Mothers Against Drunk Driving (MADD) restored a crucial provision of a drunk driving law in Hawaii by staging a dramatic event. MADD chose Memorial Day to stage an event in front of Hawaii’s Eternal Flame war memorial. The holiday is both a slow news day and burdened with high traffic accidents and fatalities. At the Memorial, with the news cameras rolling, Mothers Against Drunk Driving reminded Hawaiians to remember those killed on highways as well as in wars. They launched a campaign targeted at Hawaii’s Senate President, the only lawmaker with the ability to call a special session to address penalties for drunk drivers. They voiced a powerful and unifying message: “After July 1st, most drunk drivers will not lose their license to drive. They will be legally sharing the roads with us and our families.” Mothers Against Drunk Driving garnered enough support to force a special session and fix the problem.

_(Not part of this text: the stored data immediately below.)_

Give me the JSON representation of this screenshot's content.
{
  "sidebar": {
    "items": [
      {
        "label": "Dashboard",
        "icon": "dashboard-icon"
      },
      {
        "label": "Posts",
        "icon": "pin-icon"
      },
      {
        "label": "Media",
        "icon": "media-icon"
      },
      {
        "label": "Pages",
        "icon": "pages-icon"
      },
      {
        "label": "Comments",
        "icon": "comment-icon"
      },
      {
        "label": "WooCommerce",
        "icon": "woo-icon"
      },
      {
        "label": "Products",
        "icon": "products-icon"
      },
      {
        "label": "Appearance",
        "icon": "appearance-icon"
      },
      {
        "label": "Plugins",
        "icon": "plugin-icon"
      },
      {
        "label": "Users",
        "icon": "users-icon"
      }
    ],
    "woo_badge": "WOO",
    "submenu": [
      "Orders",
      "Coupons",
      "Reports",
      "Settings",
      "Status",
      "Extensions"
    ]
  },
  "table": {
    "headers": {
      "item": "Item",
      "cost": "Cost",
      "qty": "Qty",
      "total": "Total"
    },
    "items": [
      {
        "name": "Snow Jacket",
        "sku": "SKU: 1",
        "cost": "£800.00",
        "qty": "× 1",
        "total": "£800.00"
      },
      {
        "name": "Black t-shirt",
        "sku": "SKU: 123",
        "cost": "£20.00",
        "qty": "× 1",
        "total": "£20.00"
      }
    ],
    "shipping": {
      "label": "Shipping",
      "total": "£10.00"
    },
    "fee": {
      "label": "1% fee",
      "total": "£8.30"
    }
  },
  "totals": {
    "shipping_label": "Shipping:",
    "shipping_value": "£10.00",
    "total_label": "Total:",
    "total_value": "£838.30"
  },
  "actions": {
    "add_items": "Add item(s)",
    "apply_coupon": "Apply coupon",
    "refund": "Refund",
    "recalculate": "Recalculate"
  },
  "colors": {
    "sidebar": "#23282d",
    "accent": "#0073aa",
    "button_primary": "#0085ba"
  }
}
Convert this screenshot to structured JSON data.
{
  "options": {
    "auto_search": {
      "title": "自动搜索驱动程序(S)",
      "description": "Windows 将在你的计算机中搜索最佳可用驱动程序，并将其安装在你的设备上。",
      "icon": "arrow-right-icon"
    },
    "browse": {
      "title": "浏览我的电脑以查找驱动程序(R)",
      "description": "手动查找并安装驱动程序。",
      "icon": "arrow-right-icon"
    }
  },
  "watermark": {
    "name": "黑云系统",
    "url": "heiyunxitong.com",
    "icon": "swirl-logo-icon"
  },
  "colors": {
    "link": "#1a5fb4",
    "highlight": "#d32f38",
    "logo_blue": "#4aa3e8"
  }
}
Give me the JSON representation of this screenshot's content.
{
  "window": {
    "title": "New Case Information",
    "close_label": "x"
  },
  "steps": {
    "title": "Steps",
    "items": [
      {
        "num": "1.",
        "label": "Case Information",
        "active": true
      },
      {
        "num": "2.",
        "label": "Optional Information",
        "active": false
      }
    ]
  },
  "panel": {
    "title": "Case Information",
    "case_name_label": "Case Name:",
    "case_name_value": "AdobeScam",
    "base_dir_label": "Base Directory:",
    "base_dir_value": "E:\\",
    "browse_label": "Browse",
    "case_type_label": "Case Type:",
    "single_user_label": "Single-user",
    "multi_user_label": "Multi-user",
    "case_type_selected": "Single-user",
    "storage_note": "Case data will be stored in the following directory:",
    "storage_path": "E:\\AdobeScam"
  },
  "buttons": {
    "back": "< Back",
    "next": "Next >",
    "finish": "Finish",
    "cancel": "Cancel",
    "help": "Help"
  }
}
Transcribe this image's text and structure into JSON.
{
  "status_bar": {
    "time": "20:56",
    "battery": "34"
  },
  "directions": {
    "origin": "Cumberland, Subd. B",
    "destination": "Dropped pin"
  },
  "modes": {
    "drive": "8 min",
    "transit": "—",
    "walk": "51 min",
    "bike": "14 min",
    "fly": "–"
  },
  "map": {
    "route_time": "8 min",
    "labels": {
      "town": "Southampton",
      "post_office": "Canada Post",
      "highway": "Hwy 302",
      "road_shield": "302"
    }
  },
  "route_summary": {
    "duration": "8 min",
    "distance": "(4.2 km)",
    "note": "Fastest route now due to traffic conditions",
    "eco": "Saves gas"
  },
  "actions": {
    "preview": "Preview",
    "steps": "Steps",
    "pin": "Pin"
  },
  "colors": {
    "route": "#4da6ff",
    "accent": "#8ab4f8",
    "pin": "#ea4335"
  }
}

Earlier this year, over 200 kids in purple Be a Superhero t-shirts, showed up at an education finance committee hearing at the state capitol in Providence, Rhode Island. They were brought together by my colleagues at RI-CAN: The Rhode Island Campaign for Achievement Now as part of our 2011 “Be a Superhero” legislative campaign to show their support for legislation related to charter school buildings. Budget hearings are usually not the stuff of excitement and news stories, but this one was.
This handful of examples is just the tip of the iceberg. There are a number of terrific resources that document advocacy lessons across the spectrum.
A good place to start is “Forces for Good,” Leslie Crutchfield and Heather McLeon Grant’s analysis of 12 rock-star nonprofits’ “secrets of success.” “Up in Smoke: From Legislation to Litigation in Tobacco Politics” gives a fascinating blow-by-blow of the anti-tobacco advocacy story.
Other strong resources include the Kennedy School’s case program, which provides in-depth case studies of successful advocacy campaigns (one caveat: you have to pay). The Kellogg Foundation has a number of useful case studies available on its website, including studies on direct lobbying, mobilizing and organizing, and advocating through education. And finally, the Center for Lobbying in the Public Interest has a great collection of advocacy success stories on its website.